NIOSH officials recommended against the special status for Rocky Flats, reasoning that they could account for missing records by altering their models and overestimating exposures. Then, earlier this month, the radiation advisory board recommended the special cohort for a small number of workers -- those employed from 1952 to 1958, when gaps in the recordkeeping apparently were the largest.

Advocates for the Rocky Flats workers point to multiple cases to illustrate the difficulty of meeting the government's standard for compensation without being part of the special cohort.

One worker, Donald Gabel, contracted a rare form of brain cancer at age 29, after nearly 10 years at the plant, and died in 1980. Months before his death, he testified that his job required him to climb several times a day to the top of a furnace, his head inches from a pipe expelling radioactive exhaust. Government contractors said they could not find his records and could not take new measurements because the pipe had been removed.

After Gabel died, his wife requested tests of plutonium levels in his brain, but she says government scientists told her they had lost most of the tissue and could not take an accurate sample.

Despite the problems, Gabel's widow, Kae Williams, won a rare victory in a traditional workers' compensation lawsuit, getting about $15,000 for her three children. But when she applied for additional benefits under the new program in 2001, the claim took four years to process and was ultimately denied. A government computer program found only a 41.73 percent chance that her husband's brain cancer was work-related.

"They make it sound like they are doing the right thing," Williams said. "For a glimpse, you think they are. And they are not."

Ill and Unaided

At South Carolina's Savannah River plant, workers may face longer odds than most. They lack the organization and lobbying advantages found at some larger sites where workers tended to be white and represented by strong unions.

"Black workers in these plants were put in high-exposure areas without proper protection or monitoring," said Robert W. Warren, a lawyer who represents dozens of Savannah River workers. "They worked in some of the most dangerous places, but there are no records today to show that."

When it opened in 1951, the Savannah River nuclear complex was one of the first employers in South Carolina's rural midlands to offer African Americans a shot at relatively good wages and benefits. But not all jobs at the plant were created equal.

The jobs offered to black workers in those days were often menial ones: cleaning spills, scraping paint, removing waste, sometimes in the most dangerous parts of the plant, said Wayne Knox, a radiation-safety expert who was a contractor at the Savannah River plant for nearly two decades. In the '50s and '60s, he said, workers often were kept in the dark about risks.

"Not just blacks, but also [white] people from poorer neighborhoods were put in a position where they had a lot of unnecessary exposures," said Knox, who now advises some families filing claims.

The sprawling, 300-square-mile site still contains one of the highest concentrations of radioactive waste of any weapons plant in the country, most of it in swimming-pool-size tanks. Special exposure cohort status has not been granted for the plant's workers; in a region that remains very poor, there are few advocates available to argue the workers' case in Washington.

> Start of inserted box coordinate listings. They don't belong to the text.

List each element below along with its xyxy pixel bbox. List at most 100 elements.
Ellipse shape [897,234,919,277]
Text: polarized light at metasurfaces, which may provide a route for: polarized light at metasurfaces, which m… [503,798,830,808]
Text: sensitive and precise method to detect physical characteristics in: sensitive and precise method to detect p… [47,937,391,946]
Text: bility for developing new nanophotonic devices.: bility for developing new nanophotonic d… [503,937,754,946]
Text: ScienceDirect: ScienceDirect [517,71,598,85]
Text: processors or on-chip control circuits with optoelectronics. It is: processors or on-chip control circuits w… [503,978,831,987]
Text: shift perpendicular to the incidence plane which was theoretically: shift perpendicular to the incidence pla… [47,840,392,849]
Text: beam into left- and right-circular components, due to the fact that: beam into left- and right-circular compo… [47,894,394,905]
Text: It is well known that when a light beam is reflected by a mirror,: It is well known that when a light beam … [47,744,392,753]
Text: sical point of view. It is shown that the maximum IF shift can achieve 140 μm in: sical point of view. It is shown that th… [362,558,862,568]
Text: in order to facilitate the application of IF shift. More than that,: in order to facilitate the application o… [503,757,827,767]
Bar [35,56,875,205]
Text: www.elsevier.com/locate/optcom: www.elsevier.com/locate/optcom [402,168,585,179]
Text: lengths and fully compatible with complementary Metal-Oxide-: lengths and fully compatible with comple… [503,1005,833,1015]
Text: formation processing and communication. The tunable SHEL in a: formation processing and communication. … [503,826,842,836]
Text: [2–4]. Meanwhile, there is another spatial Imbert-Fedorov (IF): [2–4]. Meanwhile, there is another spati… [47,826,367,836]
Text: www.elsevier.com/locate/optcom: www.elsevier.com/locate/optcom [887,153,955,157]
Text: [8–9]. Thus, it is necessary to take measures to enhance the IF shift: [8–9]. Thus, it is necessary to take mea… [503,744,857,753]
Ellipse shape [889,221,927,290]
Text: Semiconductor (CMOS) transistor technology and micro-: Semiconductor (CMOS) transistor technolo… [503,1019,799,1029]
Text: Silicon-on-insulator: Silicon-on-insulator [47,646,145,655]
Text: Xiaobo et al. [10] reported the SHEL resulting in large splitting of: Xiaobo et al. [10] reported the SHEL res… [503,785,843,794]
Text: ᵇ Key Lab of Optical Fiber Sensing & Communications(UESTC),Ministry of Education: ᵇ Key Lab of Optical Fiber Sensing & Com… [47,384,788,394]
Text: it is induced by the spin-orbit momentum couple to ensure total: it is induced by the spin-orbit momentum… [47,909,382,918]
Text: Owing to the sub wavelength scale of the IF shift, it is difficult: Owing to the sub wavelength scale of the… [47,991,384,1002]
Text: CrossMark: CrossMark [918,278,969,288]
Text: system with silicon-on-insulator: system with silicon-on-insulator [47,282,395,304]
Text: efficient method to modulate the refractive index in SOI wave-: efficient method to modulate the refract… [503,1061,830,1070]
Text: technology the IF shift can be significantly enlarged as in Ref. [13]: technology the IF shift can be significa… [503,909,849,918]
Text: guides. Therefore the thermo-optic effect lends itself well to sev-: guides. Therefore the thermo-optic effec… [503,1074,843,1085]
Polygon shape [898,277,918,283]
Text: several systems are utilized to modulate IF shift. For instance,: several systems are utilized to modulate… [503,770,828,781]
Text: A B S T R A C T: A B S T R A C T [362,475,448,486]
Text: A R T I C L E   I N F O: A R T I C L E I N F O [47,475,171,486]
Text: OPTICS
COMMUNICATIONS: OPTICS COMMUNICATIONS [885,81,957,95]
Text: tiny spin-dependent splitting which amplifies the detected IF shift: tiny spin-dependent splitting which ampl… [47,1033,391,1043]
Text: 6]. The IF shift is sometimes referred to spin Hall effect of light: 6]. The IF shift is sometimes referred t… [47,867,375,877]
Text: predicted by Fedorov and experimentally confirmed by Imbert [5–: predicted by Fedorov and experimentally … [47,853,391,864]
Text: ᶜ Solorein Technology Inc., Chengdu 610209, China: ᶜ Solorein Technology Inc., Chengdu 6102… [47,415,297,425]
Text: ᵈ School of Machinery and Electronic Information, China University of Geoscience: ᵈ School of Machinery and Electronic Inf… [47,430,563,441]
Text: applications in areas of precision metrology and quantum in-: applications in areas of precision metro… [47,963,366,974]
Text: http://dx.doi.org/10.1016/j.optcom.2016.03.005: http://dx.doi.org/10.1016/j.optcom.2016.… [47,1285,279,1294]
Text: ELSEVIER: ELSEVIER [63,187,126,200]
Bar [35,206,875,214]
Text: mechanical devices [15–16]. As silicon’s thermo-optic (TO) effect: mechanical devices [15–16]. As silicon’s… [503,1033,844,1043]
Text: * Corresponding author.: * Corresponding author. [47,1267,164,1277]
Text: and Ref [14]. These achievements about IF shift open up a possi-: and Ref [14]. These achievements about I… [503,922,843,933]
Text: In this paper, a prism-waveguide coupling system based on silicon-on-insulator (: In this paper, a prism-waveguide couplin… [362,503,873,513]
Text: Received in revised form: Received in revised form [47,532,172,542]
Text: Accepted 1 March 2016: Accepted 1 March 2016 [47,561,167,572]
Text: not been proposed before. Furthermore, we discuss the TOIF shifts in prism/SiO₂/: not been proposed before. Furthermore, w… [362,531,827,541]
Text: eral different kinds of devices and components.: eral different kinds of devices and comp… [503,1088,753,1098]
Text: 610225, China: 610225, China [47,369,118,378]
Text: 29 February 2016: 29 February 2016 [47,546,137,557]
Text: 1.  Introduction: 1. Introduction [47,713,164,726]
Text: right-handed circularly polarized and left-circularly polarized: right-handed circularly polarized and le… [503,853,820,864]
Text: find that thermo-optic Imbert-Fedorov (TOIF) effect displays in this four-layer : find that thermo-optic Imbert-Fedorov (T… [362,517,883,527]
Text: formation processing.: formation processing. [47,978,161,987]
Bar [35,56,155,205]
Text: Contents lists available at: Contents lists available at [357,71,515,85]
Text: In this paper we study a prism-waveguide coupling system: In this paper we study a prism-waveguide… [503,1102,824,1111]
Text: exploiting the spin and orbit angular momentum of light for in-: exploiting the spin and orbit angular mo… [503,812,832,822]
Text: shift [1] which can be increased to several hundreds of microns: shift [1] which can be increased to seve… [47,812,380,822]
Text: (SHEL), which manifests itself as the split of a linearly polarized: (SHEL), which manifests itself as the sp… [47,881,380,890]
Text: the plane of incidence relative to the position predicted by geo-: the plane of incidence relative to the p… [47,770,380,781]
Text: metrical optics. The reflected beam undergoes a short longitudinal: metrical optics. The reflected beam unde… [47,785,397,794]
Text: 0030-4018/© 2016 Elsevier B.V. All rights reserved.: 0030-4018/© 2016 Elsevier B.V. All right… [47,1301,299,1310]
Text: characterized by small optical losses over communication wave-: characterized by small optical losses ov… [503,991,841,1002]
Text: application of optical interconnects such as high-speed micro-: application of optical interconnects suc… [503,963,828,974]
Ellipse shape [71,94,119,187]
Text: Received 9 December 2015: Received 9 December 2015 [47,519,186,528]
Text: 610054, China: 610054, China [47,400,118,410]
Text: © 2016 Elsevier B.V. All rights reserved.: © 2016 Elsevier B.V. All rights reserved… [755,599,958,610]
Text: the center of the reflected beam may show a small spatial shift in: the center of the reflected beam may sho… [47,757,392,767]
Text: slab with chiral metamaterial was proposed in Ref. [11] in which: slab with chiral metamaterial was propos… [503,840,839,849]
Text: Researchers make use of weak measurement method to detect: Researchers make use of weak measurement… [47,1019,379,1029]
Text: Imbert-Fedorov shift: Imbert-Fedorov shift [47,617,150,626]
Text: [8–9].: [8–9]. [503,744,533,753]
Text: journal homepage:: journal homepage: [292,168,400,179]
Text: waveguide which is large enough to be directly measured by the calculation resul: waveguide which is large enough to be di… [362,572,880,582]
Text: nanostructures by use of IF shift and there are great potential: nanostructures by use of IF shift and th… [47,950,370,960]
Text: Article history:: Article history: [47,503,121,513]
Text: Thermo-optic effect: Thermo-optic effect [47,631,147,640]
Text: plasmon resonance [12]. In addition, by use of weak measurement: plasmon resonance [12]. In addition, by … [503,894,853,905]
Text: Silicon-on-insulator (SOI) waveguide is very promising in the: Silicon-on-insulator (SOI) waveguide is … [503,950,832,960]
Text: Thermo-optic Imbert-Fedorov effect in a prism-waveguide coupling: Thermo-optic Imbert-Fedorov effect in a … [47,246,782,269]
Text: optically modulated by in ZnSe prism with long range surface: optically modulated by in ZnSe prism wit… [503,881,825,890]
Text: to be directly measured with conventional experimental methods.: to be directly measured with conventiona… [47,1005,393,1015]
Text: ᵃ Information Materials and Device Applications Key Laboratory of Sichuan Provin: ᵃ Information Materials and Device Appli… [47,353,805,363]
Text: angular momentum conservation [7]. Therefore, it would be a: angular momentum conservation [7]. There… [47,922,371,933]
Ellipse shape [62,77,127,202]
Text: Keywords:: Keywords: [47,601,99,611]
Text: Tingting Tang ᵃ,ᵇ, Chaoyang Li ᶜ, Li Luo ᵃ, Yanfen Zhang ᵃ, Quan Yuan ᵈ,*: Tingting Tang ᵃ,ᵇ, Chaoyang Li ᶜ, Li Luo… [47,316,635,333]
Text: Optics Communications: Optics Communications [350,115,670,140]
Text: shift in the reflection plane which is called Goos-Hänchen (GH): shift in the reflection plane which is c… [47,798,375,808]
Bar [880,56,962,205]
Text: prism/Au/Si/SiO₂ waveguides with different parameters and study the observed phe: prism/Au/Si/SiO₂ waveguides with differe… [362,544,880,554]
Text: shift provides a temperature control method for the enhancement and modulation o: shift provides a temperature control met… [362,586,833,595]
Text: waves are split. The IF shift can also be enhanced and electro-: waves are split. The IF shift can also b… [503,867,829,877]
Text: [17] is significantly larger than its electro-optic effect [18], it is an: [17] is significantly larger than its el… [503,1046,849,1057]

McKenzie, the Savannah River laborer, was angered when government officials calculated the probability that his work caused his bladder cancer at only 28 percent. He became even angrier when he learned that the plant had been unable to locate many of his files -- including records for the day he became so contaminated his clothes had to be destroyed. "There were whole months where the data is missing," he said.

McKenzie has asked a Labor Department appeals panel to reconsider the decision, while he struggles to pay hefty medical expenses that include regular visits to the urologist to see whether his cancer has returned. Having mostly given up hope for a government check, he now works a second job, cleaning up spills and leaks in private homes a few miles from the weapons plant.

"At first it looked like I had a good claim, but it didn't go anywhere," McKenzie said wearily. "A person doing it by himself has no wind."